20 tracks deep, Keith has a lot to say with his latest release. While his cryptic, emcee cannabalism style may be gibberish to some, when examined throroughly, he’s delivering creative, confident, and humorous battle raps. It almost seems as if he approaches battle rhymes with a sense that dope similies and metaphors are no competition to that of “It don’t have to be fourth of July for your rectum to see fireworks”, or “While ya’ll talk gangsta, I push body parts in shopping carts.” I mean really….no matter how dope you might be, what can you do when Keith says to you, “You couldn’t rap with me if we was twins stuck together, / you’d be the deformed one… catchin’ a warm one. / I’ll pay a crackhead five dollars to fuck up you million dollar marketing plan / with a brand new sub-machine gun / and a hot dog on a yankee stadium bun.” (“Dr. Doom Is In the Room”) Off beat? Difficult rhyme arrangements? Just plain wierd? Sure, but how are you going to top something that off the wall?
And as if the twisted choice of vocabulary wasn’t sickening and shocking enough, like usual, Keith calls out whoever is on his shit list, not afraid to point the finger at anyone. Lines like “When I see Flex, I’ma ask him why he’s playing a lotta records from a bunch of homos”, and “You wack nigga! Tryin’ to act large in a video in Nevada / you fuckin’ pink maggot / I’ll take your mic, you can’t have it,” are calling out such respected figures as the Big Dawg himself, as well as the Nasty brother named Esco.

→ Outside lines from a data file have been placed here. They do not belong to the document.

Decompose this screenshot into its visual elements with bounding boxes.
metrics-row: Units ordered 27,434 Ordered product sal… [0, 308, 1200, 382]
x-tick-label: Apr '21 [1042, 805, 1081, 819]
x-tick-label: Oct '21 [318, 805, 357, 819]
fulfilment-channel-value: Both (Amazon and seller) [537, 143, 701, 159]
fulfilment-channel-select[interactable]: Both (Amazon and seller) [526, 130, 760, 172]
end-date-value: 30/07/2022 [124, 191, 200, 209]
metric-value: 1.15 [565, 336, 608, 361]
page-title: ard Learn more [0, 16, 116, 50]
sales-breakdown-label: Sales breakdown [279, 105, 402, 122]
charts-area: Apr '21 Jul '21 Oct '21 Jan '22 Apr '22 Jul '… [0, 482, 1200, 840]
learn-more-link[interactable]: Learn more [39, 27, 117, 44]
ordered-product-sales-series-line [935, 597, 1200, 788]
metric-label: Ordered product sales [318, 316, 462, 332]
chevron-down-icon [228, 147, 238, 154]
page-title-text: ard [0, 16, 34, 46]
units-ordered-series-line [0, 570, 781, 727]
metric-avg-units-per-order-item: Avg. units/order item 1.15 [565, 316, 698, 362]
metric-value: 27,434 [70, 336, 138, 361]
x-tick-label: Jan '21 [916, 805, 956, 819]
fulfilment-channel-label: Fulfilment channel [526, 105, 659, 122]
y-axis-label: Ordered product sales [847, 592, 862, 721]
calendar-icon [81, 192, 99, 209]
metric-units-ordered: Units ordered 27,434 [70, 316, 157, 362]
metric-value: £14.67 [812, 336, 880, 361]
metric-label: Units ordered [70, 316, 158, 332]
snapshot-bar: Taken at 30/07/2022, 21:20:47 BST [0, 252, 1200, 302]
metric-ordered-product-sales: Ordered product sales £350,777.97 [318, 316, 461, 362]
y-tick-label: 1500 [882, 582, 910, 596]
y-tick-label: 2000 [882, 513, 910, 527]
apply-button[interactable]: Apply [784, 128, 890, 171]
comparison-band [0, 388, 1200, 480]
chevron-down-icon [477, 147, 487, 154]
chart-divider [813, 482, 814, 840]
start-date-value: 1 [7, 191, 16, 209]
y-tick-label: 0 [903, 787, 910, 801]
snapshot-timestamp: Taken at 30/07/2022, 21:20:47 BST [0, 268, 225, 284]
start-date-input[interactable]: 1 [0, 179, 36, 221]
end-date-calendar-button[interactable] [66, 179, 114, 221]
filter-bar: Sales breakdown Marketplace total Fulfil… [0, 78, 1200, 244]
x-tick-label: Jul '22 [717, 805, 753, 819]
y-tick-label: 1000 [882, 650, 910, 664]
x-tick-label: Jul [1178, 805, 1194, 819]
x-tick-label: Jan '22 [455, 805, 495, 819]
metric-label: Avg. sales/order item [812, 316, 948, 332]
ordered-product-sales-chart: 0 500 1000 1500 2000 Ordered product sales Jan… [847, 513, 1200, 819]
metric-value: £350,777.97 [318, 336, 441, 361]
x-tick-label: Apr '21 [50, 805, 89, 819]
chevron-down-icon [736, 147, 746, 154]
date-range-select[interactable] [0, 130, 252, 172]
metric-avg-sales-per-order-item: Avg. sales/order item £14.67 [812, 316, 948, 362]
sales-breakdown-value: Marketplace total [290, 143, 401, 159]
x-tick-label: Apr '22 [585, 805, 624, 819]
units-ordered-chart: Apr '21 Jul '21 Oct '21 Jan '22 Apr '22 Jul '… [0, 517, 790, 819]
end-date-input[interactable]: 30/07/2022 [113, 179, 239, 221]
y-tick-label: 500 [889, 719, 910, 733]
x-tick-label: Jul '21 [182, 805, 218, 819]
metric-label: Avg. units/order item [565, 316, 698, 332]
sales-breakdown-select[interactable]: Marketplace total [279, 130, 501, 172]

But perhaps the most lyrically cruel, and controversal track is “Leave Me Alone”. Think you down? Think again. Record label folk get in the first verse, while indy labels, and popular video directors take it anally in the second and third verses. With the song beginning with the line “Now it’s time to hurt your feelings….”, prepare to take offense. But as the hook suggests, this built up anger is natural, as he just wants to be left alone.

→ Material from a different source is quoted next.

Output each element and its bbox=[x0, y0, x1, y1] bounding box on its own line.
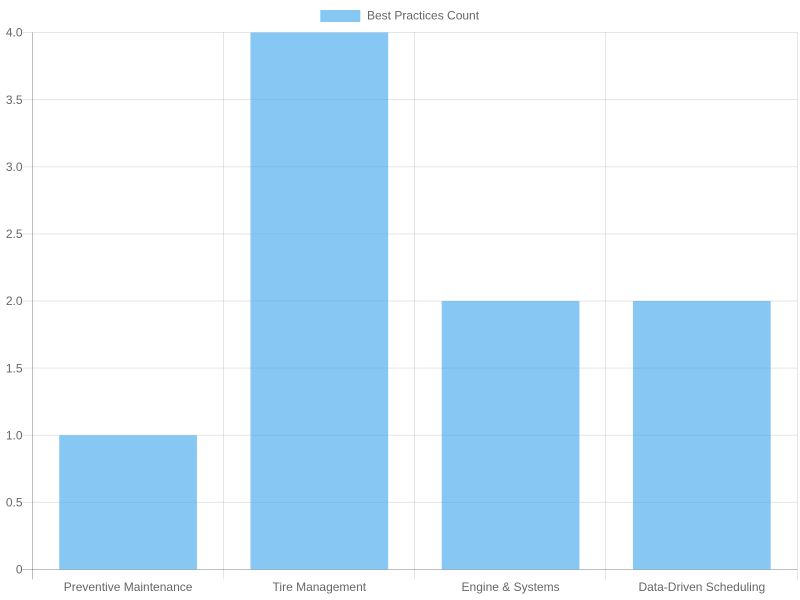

If you have picked up any of Keith’s ealier works, you already know what to expect with this album. You already know that there are a few screws loose in the brothers’s head, but that’s what gives him his appeal. While others try to be gangsters, clever punchline based emcees, and some even try (and fail) to mimick him, Keith is in a world all his own. Among the skitzofrenic circus of Dr. Octagon, Rhythm X, Mr. Gerbick, Dr. Dooom, and many others, there is only one Kool Keith, and surprisingly, he continues to somehow change it up a bit every time, and still put out great records.